Não é a hora de acabar com programas, mas torná-los mais eficientes. Vou dar um exemplo de rápida execução. Hoje, o governo decide quem é atendido pelo Bolsa Família com base no que as famílias dizem ter de renda. Isso abre espaço para que algumas pessoas que não precisam acabem recebendo o beneficio. A solução para esse problema pode ser implementada amanhã. Temos muitos dados sobre as famílias e podemos fazer uma triagem com base nessas informações, não apenas na renda declarada. Quem diz que não ganha nada, mas tem um alto consumo de energia elétrica, por exemplo, não deveria receber o beneficio. O estado do Rio de Janeiro usa uma metodologia desse tipo para fazer uma complementação de renda que oferece aos beneficiários do Bolsa Família. Não estou falando em cortar um centavo do Bolsa Família. Trata-se de atender quem realmente precisa.

Falando em cortes, os programas sociais não deveriam entrar no ajuste fiscal?

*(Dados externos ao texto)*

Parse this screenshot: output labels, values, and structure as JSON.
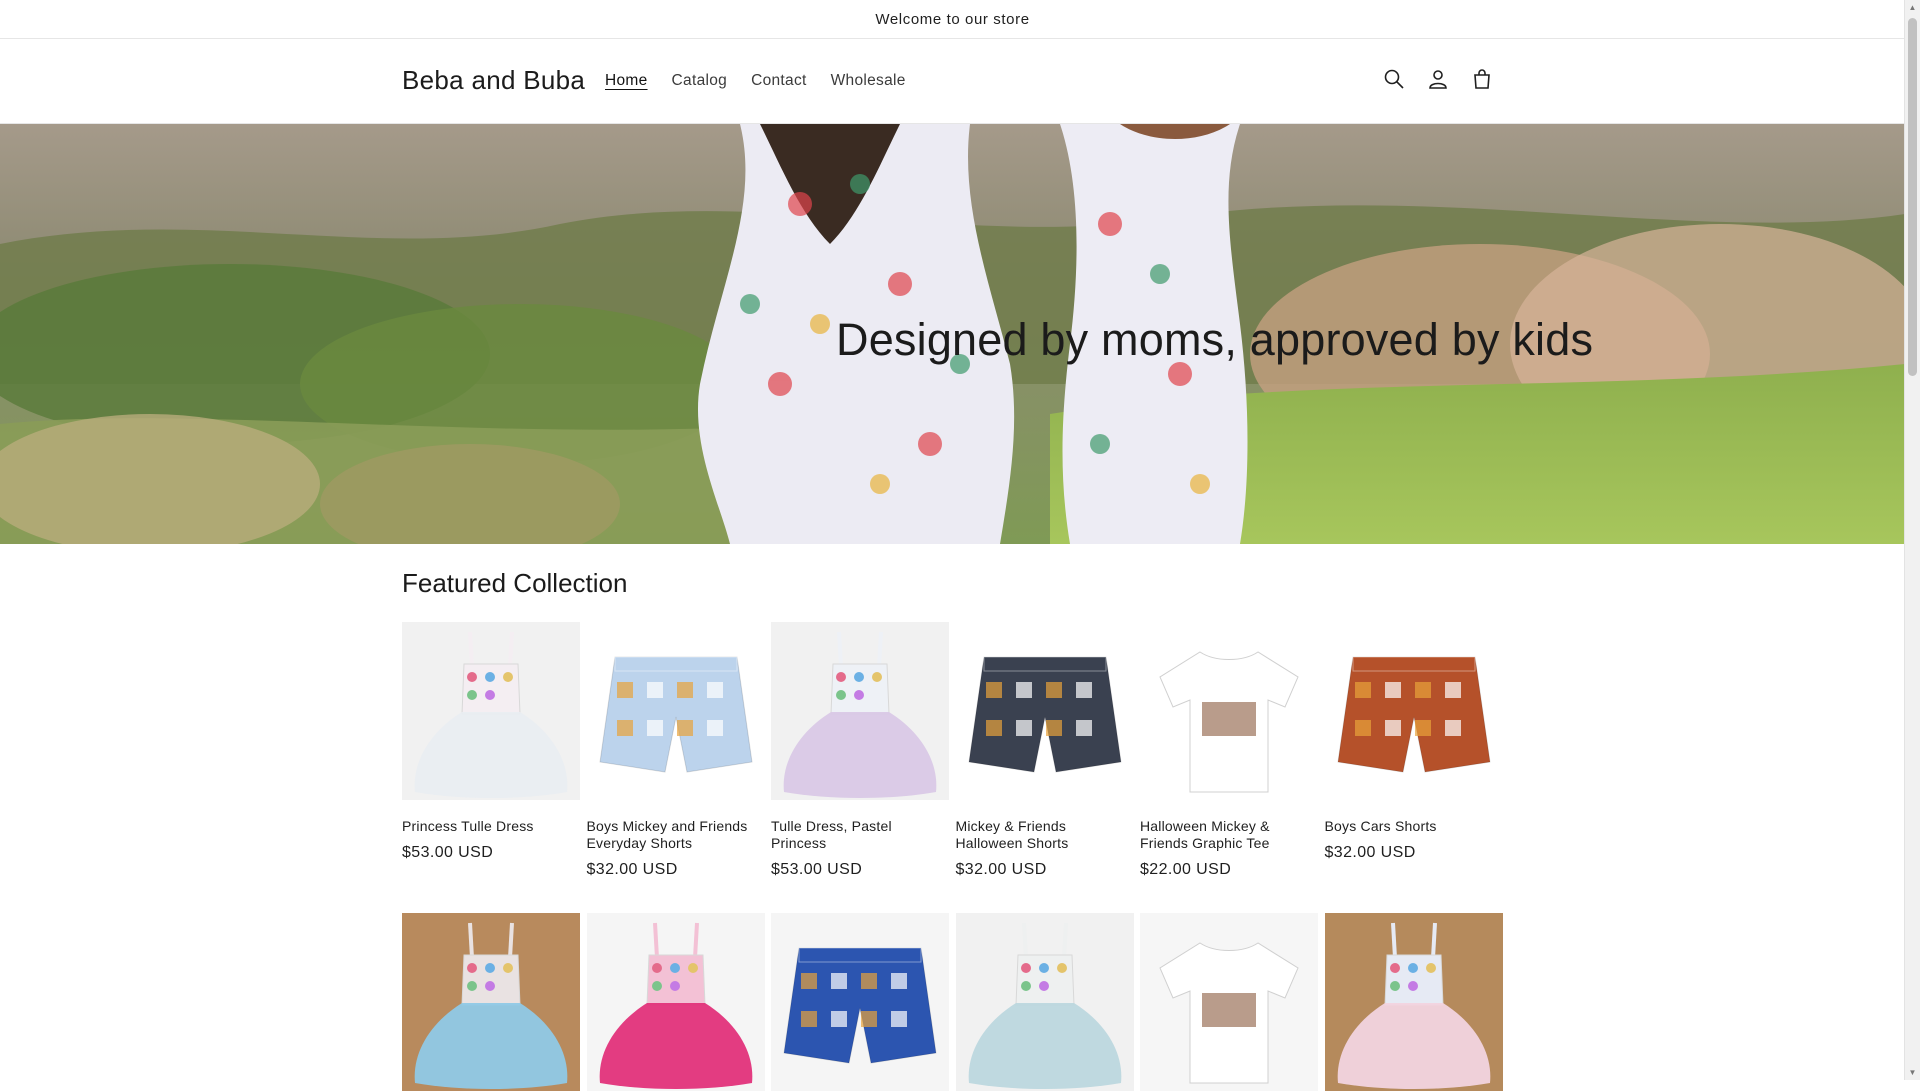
{
  "announcement": "Welcome to our store",
  "header": {
    "logo": "Beba and Buba",
    "nav": [
      {
        "label": "Home",
        "active": true
      },
      {
        "label": "Catalog",
        "active": false
      },
      {
        "label": "Contact",
        "active": false
      },
      {
        "label": "Wholesale",
        "active": false
      }
    ],
    "icons": [
      "search-icon",
      "account-icon",
      "cart-icon"
    ]
  },
  "hero": {
    "title": "Designed by moms, approved by kids"
  },
  "featured": {
    "title": "Featured Collection",
    "products": [
      {
        "title": "Princess Tulle Dress",
        "price": "$53.00 USD",
        "kind": "dress",
        "top": "#f4eef2",
        "skirt": "#e9edf1",
        "bg": "#f1f1f1"
      },
      {
        "title": "Boys Mickey and Friends Everyday Shorts",
        "price": "$32.00 USD",
        "kind": "shorts",
        "top": "#bcd3ec",
        "skirt": "#bcd3ec",
        "bg": "#ffffff"
      },
      {
        "title": "Tulle Dress, Pastel Princess",
        "price": "$53.00 USD",
        "kind": "dress",
        "top": "#eef1f6",
        "skirt": "#d9c8e6",
        "bg": "#f1f1f1"
      },
      {
        "title": "Mickey & Friends Halloween Shorts",
        "price": "$32.00 USD",
        "kind": "shorts",
        "top": "#3a4150",
        "skirt": "#3a4150",
        "bg": "#ffffff"
      },
      {
        "title": "Halloween Mickey & Friends Graphic Tee",
        "price": "$22.00 USD",
        "kind": "tee",
        "top": "#ffffff",
        "skirt": "#ffffff",
        "bg": "#ffffff"
      },
      {
        "title": "Boys Cars Shorts",
        "price": "$32.00 USD",
        "kind": "shorts",
        "top": "#b5512a",
        "skirt": "#b5512a",
        "bg": "#ffffff"
      },
      {
        "title": "",
        "price": "",
        "kind": "dress",
        "top": "#e9e2e2",
        "skirt": "#8fc9e6",
        "bg": "#b88a5d"
      },
      {
        "title": "",
        "price": "",
        "kind": "dress",
        "top": "#f3c1d5",
        "skirt": "#e2317a",
        "bg": "#f5f5f5"
      },
      {
        "title": "",
        "price": "",
        "kind": "shorts",
        "top": "#2c55b0",
        "skirt": "#2c55b0",
        "bg": "#f5f5f5"
      },
      {
        "title": "",
        "price": "",
        "kind": "dress",
        "top": "#eef0f0",
        "skirt": "#bcd7de",
        "bg": "#f1f1f1"
      },
      {
        "title": "",
        "price": "",
        "kind": "tee",
        "top": "#ffffff",
        "skirt": "#ffffff",
        "bg": "#f6f6f6"
      },
      {
        "title": "",
        "price": "",
        "kind": "dress",
        "top": "#e6eaf4",
        "skirt": "#f2d4df",
        "bg": "#b58a5c"
      }
    ]
  }
}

De forma alguma. Num país em que a metade mais pobre tem pouco mais de 10% da renda das famílias e o governo tem 40% do PIB, está totalmente equivocado quem diz que estamos em apuros na área fiscal devido aos programas sociais. O problema fiscal que causou essa crise toda tem a ver com outras políticas, sem relação com os 50% mais pobres. O caso da Previdência é emblemático. Os altos salários do setor público não beneficiam os mais pobres. Todo esforço de redução do déficit fiscal não deve e não pode afetar os gastos na área social.

Porque não poderia?

Tivemos um grande avanço nos últimos anos, mas os 10% mais pobres entre nós continuam tendo apenas 1% da renda. Para continuar a avançar nas próximas décadas, precisamos aprender com o que fizemos no passado e fazer melhor. Essa eficiência fará que sobrem mais recursos para quem mais necessita. Mas não se trata de cortar o orçamento atual. O cenário econômico mudou, e a vida dos pobres ficou mais difícil. Daqui para a frente, o país precisará ser ainda mais generoso e solidário do que na década passada. Só assim vamos continuar dando saltos na área social.